Once upon a time, I was involved with politics, on the right-of-center side of things, and interested in helping search for the issues of the future and the new solutions to those issues that the conservative movement could help bring about. Then something strange happened -- Bill Clinton got elected President and this strange mania seemed to capture all the people whose thoughtful and creative energies I had formerly admired. This happened just about the same time I was beginning my career and I found that shifting tracks and doing something nonpolitical was a relief.
Not that the left is any better, but I grew up in a world where the intellectual energy had been sucked out of the left-of-center portion of the body politic a long time ago (one suspects, in a fit of collective partisan mania beginning about January 4, 1981) and I've never had any expectation that it would ever come back. The answers to social, and in particular governmental, problems has more or less always been the same from the left for as long as I can remember anything -- we need more government control of stuff we don't like, for government subsidies for stuff we do like, and higher taxes to pay for it all. The post-Watergate Congress was, it seems to me, the last burst of creative political energy from the Democrats; the first incarnation of what is now known as Americaworks.com was the last burst of creative political energy on the Republican side of the aisle.
Steven Taylor, and through him David Frum, comment on a similar sort of phenomena going on today. Think tanks are a lot more "tank" than "think" these days, they say, having regressed from institutions where people spend their time looking at the world and coming up with ways to make it better into op-ed factories expressing minor variations on what are essential the same cookie-cutter talking points.

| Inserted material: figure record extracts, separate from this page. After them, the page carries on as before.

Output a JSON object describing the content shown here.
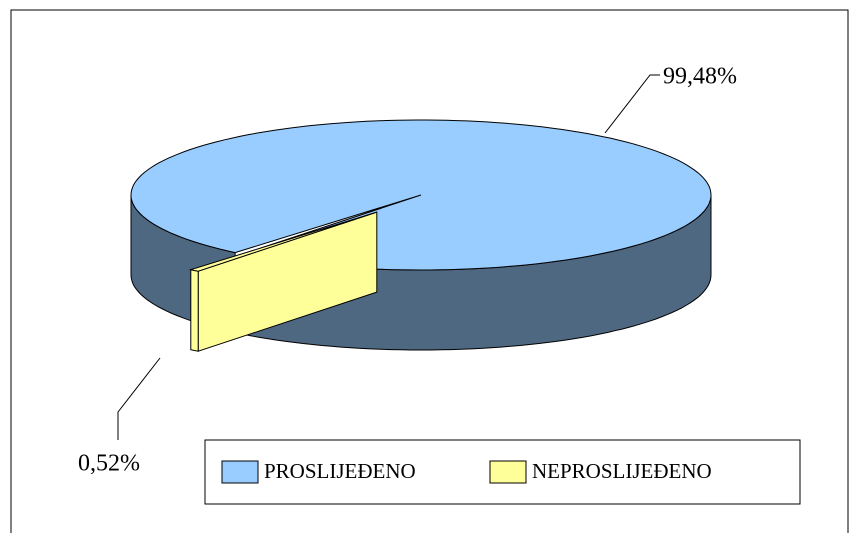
{
  "chart_data": {
    "type": "pie",
    "categories": [
      "PROSLIJEĐENO",
      "NEPROSLIJEĐENO"
    ],
    "values": [
      99.48,
      0.52
    ],
    "value_labels": [
      "99,48%",
      "0,52%"
    ],
    "colors": [
      "#99ccff",
      "#ffff99"
    ],
    "legend": "bottom"
  }
}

What I'd add to Prof. Taylor's comment is that while I think what he's talking about is quite correct, it is also not something confined to the right, and it is nothing new. Ideas don't matter any more. Good policies don't matter anymore. The policies are going to be what they're going to be no matter who's in charge. The only thing that matters in politics is if my tribe is stronger than your tribe so I can have my way and therefore I can enjoy the spectacle of you grinding your teeth in frustration while I'm doing it.